Closed Bug 586240 Opened 14 years ago Closed 14 years ago

JM: Investigate Value loading/saving on x64

Categories

(Core :: JavaScript Engine, defect)

x86_64
Linux
defect
Not set
normal

Tracking

()

RESOLVED FIXED

People

(Reporter: sstangl, Unassigned)

References

Details

Attachments

(3 files)

The performance penalties on the x64 port most likely derive from additional work performed relative to the x86 version to satisfy the boxing format. There are potentially some tricks we can do to make the penalty less severe.
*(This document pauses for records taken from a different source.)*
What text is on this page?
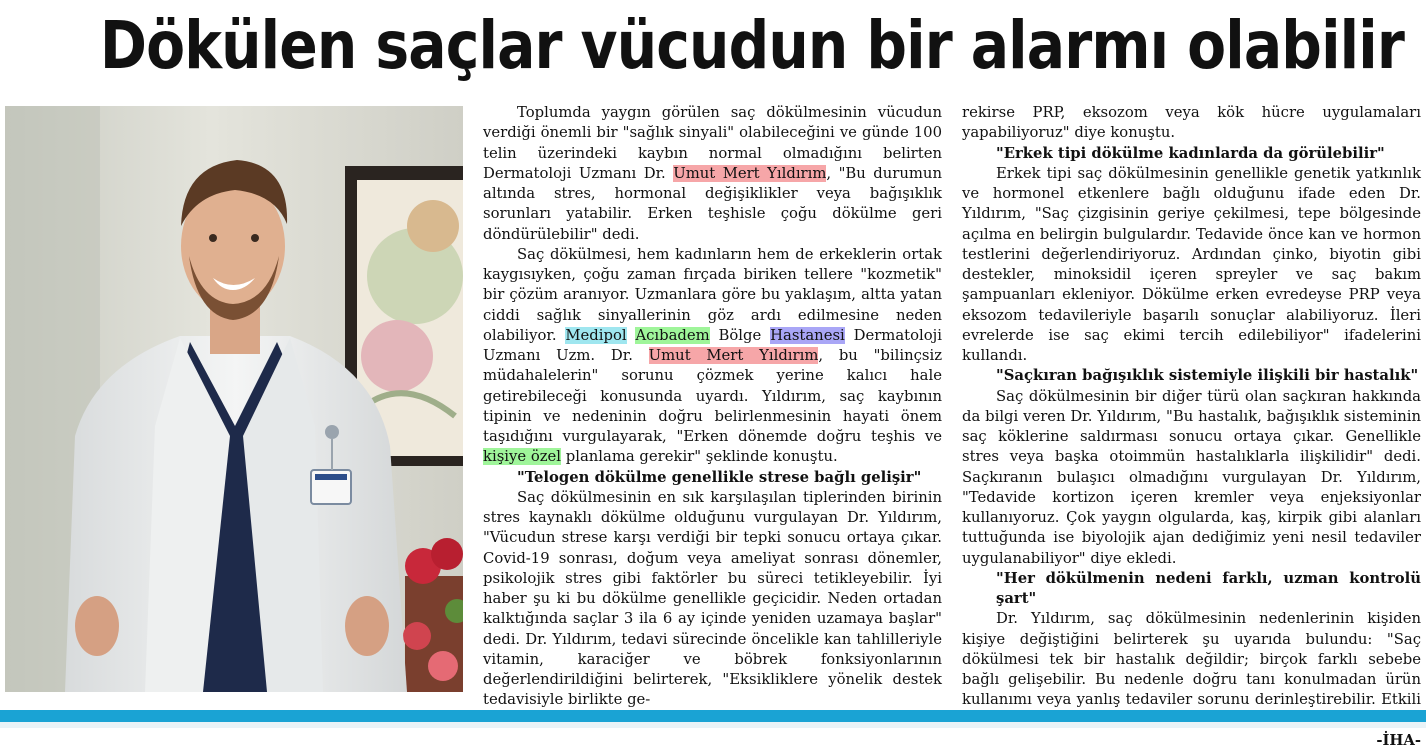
Dökülen saçlar vücudun bir alarmı olabilir

Toplumda yaygın görülen saç dökülmesinin vücudun verdiği önemli bir "sağlık sinyali" olabileceğini ve günde 100 telin üzerindeki kaybın normal olmadığını belirten Dermatoloji Uzmanı Dr. Umut Mert Yıldırım, "Bu durumun altında stres, hormonal değişiklikler veya bağışıklık sorunları yatabilir. Erken teşhisle çoğu dökülme geri döndürülebilir" dedi.

Saç dökülmesi, hem kadınların hem de erkeklerin ortak kaygısıyken, çoğu zaman fırçada biriken tellere "kozmetik" bir çözüm aranıyor. Uzmanlara göre bu yaklaşım, altta yatan ciddi sağlık sinyallerinin göz ardı edilmesine neden olabiliyor. Medipol Acıbadem Bölge Hastanesi Dermatoloji Uzmanı Uzm. Dr. Umut Mert Yıldırım, bu "bilinçsiz müdahalelerin" sorunu çözmek yerine kalıcı hale getirebileceği konusunda uyardı. Yıldırım, saç kaybının tipinin ve nedeninin doğru belirlenmesinin hayati önem taşıdığını vurgulayarak, "Erken dönemde doğru teşhis ve kişiye özel planlama gerekir" şeklinde konuştu.

"Telogen dökülme genellikle strese bağlı gelişir"

Saç dökülmesinin en sık karşılaşılan tiplerinden birinin stres kaynaklı dökülme olduğunu vurgulayan Dr. Yıldırım, "Vücudun strese karşı verdiği bir tepki sonucu ortaya çıkar. Covid-19 sonrası, doğum veya ameliyat sonrası dönemler, psikolojik stres gibi faktörler bu süreci tetikleyebilir. İyi haber şu ki bu dökülme genellikle geçicidir. Neden ortadan kalktığında saçlar 3 ila 6 ay içinde yeniden uzamaya başlar" dedi. Dr. Yıldırım, tedavi sürecinde öncelikle kan tahlilleriyle vitamin, karaciğer ve böbrek fonksiyonlarının değerlendirildiğini belirterek, "Eksikliklere yönelik destek tedavisiyle birlikte ge-

rekirse PRP, eksozom veya kök hücre uygulamaları yapabiliyoruz" diye konuştu.

"Erkek tipi dökülme kadınlarda da görülebilir"

Erkek tipi saç dökülmesinin genellikle genetik yatkınlık ve hormonel etkenlere bağlı olduğunu ifade eden Dr. Yıldırım, "Saç çizgisinin geriye çekilmesi, tepe bölgesinde açılma en belirgin bulgulardır. Tedavide önce kan ve hormon testlerini değerlendiriyoruz. Ardından çinko, biyotin gibi destekler, minoksidil içeren spreyler ve saç bakım şampuanları ekleniyor. Dökülme erken evredeyse PRP veya eksozom tedavileriyle başarılı sonuçlar alabiliyoruz. İleri evrelerde ise saç ekimi tercih edilebiliyor" ifadelerini kullandı.

"Saçkıran bağışıklık sistemiyle ilişkili bir hastalık"

Saç dökülmesinin bir diğer türü olan saçkıran hakkında da bilgi veren Dr. Yıldırım, "Bu hastalık, bağışıklık sisteminin saç köklerine saldırması sonucu ortaya çıkar. Genellikle stres veya başka otoimmün hastalıklarla ilişkilidir" dedi. Saçkıranın bulaşıcı olmadığını vurgulayan Dr. Yıldırım, "Tedavide kortizon içeren kremler veya enjeksiyonlar kullanıyoruz. Çok yaygın olgularda, kaş, kirpik gibi alanları tuttuğunda ise biyolojik ajan dediğimiz yeni nesil tedaviler uygulanabiliyor" diye ekledi.

"Her dökülmenin nedeni farklı, uzman kontrolü şart"

Dr. Yıldırım, saç dökülmesinin nedenlerinin kişiden kişiye değiştiğini belirterek şu uyarıda bulundu: "Saç dökülmesi tek bir hastalık değildir; birçok farklı sebebe bağlı gelişebilir. Bu nedenle doğru tanı konulmadan ürün kullanımı veya yanlış tedaviler sorunu derinleştirebilir. Etkili
-İHA-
Consider the case of loading both a type register as well as a data register. Currently, the pseudocode for this is:

> move(valueOf(address), typeReg)
> move(typeReg, payloadReg)
> move(JSVAL_TYPE_MASK, scratchReg)
> and(scratchReg, typeReg)
> move(JSVAL_PAYLOAD_MASK, scratchReg)
> and(scratchReg, payloadReg)

Surprisingly, this code is pretty bad. In fact, it turns out that the brain-dead version that loads from memory twice is faster:

> move(valueOf(address), typeReg)
> move(JSVAL_TYPE_MASK, scratchReg)
> and(scratchReg, typeReg)
> move(valueOf(address), payloadReg)
> move(JSVAL_PAYLOAD_MASK, scratchReg)
> and(scratchReg, typeReg)

The best explanation I have is that the second version pipelines better. Indeed, a third version that uses a base register gets the best performance of all:

> move(valueOf(address), valueReg)
> move(valueReg, typeReg)
> move(valueReg, dataReg)
> move(JSVAL_TYPE_MASK, scratchReg)
> and(scratchReg, typeReg)
> move(JSVAL_PAYLOAD_MASK, scratchReg)
> and(scratchReg, payloadReg)

The attached patch makes a loadValueAsComponents() function, reducing duplication of logic. This function then implements the third piece of code described above. We also get rid of loadValueThenPayload() and loadValueThenType() in the process, which is nice.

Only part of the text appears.